Case History
Now we’ll take a look at how this P2P case ended up in the Supreme Court in the first place.
April 25th 2003, Los Angeles
A federal judge in Los Angeles ruled that StreamCast and Grokster were not liable for copyright infringement that took place on the P2P networks. "Defendants distribute and support software, the users of which can and do choose to employ it for both lawful and unlawful ends," Judge Stephen Wilson wrote in his opinion, "Grokster and StreamCast are not significantly different from companies that sell home video recorders or copy machines, both of which can be and are used to infringe copyrights." This ruling had shocked the entertainment companies whom in the past had victory in cases like this.
"This is a very serious setback for the record industry and other content industries, because they've uniformly won these cases in the U.S.," Mark Radcliffe, an intellectual property attorney at Gray Cary Ware & Freidenrich said. The MPAA were deeply disappointed with the decision and vowed to appeal it. "We feel strongly that those who encourage, facilitate and profit from piracy should be held accountable for actions," MPAA spokeswoman Marta Grutka said. "We're hoping that people aren't taking this as an invitation to continue along the path of what is clearly illegal activity." Of course the entertainment company’s did appeal the ruling.
See: https://www.afterdawn.com/news/archive/4022.cfm
August 19th 2004, Court of Appeals in Pasadena, California
The entertainment companies felt that the April 2003 decision was unfair and were confident that the appeals court would over-rule the decision. "The services are profiting to the tune of millions of dollars from music that is written by songwriters who are not getting a dime from the use of their music on these services," said Carey Ramos, a lawyer for the plaintiffs. "We believe that the (lower court's) conclusion is fundamentally unjust." However, Fred von Lohmann, senior staff attorney for the Electronic Frontier Foundation saw the case differently. "This is not just a case about peer-to-peer," he said, "It is a case that will determine whether technology companies are allowed to innovate or whether they have to ask permission from copyright owners before they build new products."
See: https://www.afterdawn.com/news/archive/4935.cfm
To the shock and dismay of the entertainment companies, the U.S. Court of Appeals for the Ninth Circuit found Grokster Ltd, Streamcast Networks Inc. and Sharman Networks Ltd fundamentally different from for example Napster in the sense that the services do not have a central server.
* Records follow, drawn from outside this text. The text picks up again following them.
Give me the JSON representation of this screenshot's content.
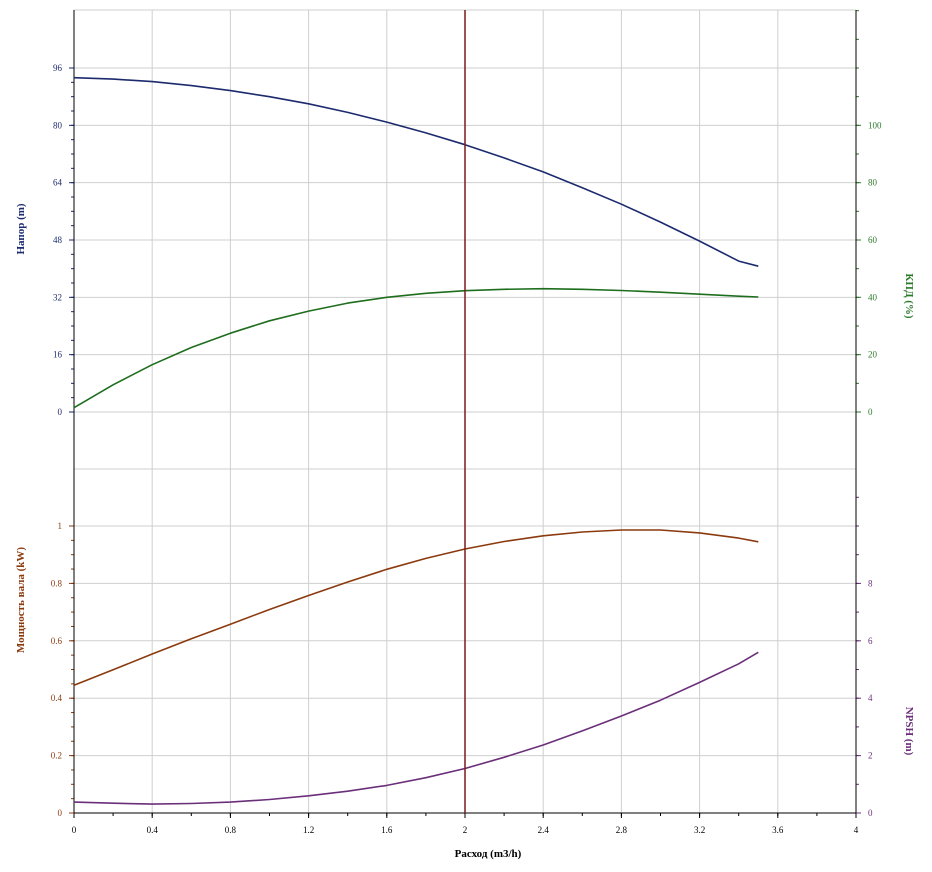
{
  "chart_data": {
    "type": "line",
    "x_axis": {
      "label": "Расход (m3/h)",
      "range": [
        0,
        4
      ],
      "ticks": [
        "0",
        "0.4",
        "0.8",
        "1.2",
        "1.6",
        "2",
        "2.4",
        "2.8",
        "3.2",
        "3.6",
        "4"
      ]
    },
    "operating_point_x": 2,
    "grid": true,
    "panels": [
      {
        "name": "top",
        "left_axis": {
          "label": "Напор (m)",
          "range": [
            0,
            96
          ],
          "ticks": [
            "0",
            "16",
            "32",
            "48",
            "64",
            "80",
            "96"
          ],
          "color": "#1c2a6e"
        },
        "right_axis": {
          "label": "КПД (%)",
          "range": [
            0,
            120
          ],
          "ticks": [
            "0",
            "20",
            "40",
            "60",
            "80",
            "100"
          ],
          "color": "#2c7a2c"
        },
        "series": [
          {
            "axis": "left",
            "color": "#1c2a6e",
            "x": [
              0,
              0.2,
              0.4,
              0.6,
              0.8,
              1.0,
              1.2,
              1.4,
              1.6,
              1.8,
              2.0,
              2.2,
              2.4,
              2.6,
              2.8,
              3.0,
              3.2,
              3.4,
              3.5
            ],
            "y": [
              93.3,
              92.9,
              92.2,
              91.1,
              89.7,
              88.0,
              86.0,
              83.6,
              80.9,
              77.9,
              74.6,
              70.9,
              67.0,
              62.6,
              58.0,
              53.0,
              47.7,
              42.1,
              40.7
            ]
          },
          {
            "axis": "right",
            "color": "#1e6e1e",
            "x": [
              0,
              0.2,
              0.4,
              0.6,
              0.8,
              1.0,
              1.2,
              1.4,
              1.6,
              1.8,
              2.0,
              2.2,
              2.4,
              2.6,
              2.8,
              3.0,
              3.2,
              3.4,
              3.5
            ],
            "y": [
              1.5,
              9.5,
              16.5,
              22.5,
              27.5,
              31.8,
              35.2,
              38.0,
              40.0,
              41.4,
              42.3,
              42.8,
              43.0,
              42.8,
              42.4,
              41.8,
              41.1,
              40.4,
              40.1
            ]
          }
        ]
      },
      {
        "name": "bottom",
        "left_axis": {
          "label": "Мощность вала (kW)",
          "range": [
            0,
            1.2
          ],
          "ticks": [
            "0",
            "0.2",
            "0.4",
            "0.6",
            "0.8",
            "1"
          ],
          "color": "#8b3a0e"
        },
        "right_axis": {
          "label": "NPSH (m)",
          "range": [
            0,
            12
          ],
          "ticks": [
            "0",
            "2",
            "4",
            "6",
            "8"
          ],
          "color": "#6b2f7a"
        },
        "series": [
          {
            "axis": "left",
            "color": "#8b3a0e",
            "x": [
              0,
              0.2,
              0.4,
              0.6,
              0.8,
              1.0,
              1.2,
              1.4,
              1.6,
              1.8,
              2.0,
              2.2,
              2.4,
              2.6,
              2.8,
              3.0,
              3.2,
              3.4,
              3.5
            ],
            "y": [
              0.445,
              0.499,
              0.554,
              0.607,
              0.658,
              0.709,
              0.758,
              0.805,
              0.849,
              0.887,
              0.92,
              0.946,
              0.966,
              0.979,
              0.986,
              0.986,
              0.976,
              0.958,
              0.945
            ]
          },
          {
            "axis": "right",
            "color": "#6b2f7a",
            "x": [
              0,
              0.2,
              0.4,
              0.6,
              0.8,
              1.0,
              1.2,
              1.4,
              1.6,
              1.8,
              2.0,
              2.2,
              2.4,
              2.6,
              2.8,
              3.0,
              3.2,
              3.4,
              3.5
            ],
            "y": [
              0.38,
              0.34,
              0.31,
              0.33,
              0.38,
              0.47,
              0.6,
              0.76,
              0.96,
              1.23,
              1.55,
              1.94,
              2.37,
              2.86,
              3.38,
              3.93,
              4.55,
              5.2,
              5.6
            ]
          }
        ]
      }
    ]
  }
}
According to Judge Sidney R. Thomas "The technology has numerous other uses, significantly reducing the distribution costs of public domain and permissively shared art and speech, as well as reducing the centralized control of that distribution." This left the entertainment companies the option of appealing to the U.S. Supreme Court. "We are carefully reviewing our next steps," said Jack Valenti, who was then president of the MPAA.
See: https://www.afterdawn.com/news/archive/5496.cfm
So how does this decision affect the common file sharer?
For now the question should be more along the lines of how does this affect common consumers. Many believe that the entertainment industry will take advantage of the ruling and use it in other cases besides P2P. While the entertainment industry takes the stance that it wouldn’t sue a company like Apple for example, over the iPod music player, the device can still be used to store stolen music, which was a fact pointed out in the Supreme Court.
However it seems like some other developers like the creator of BitTorrent, Bram Cohen, for example as he never promoted BitTorrent for use with piracy. The problem is that some P2P services would advertise their services with vague comments like "Find and download music files quickly and easily" - It seems this could be seen as encouraging piracy on the network?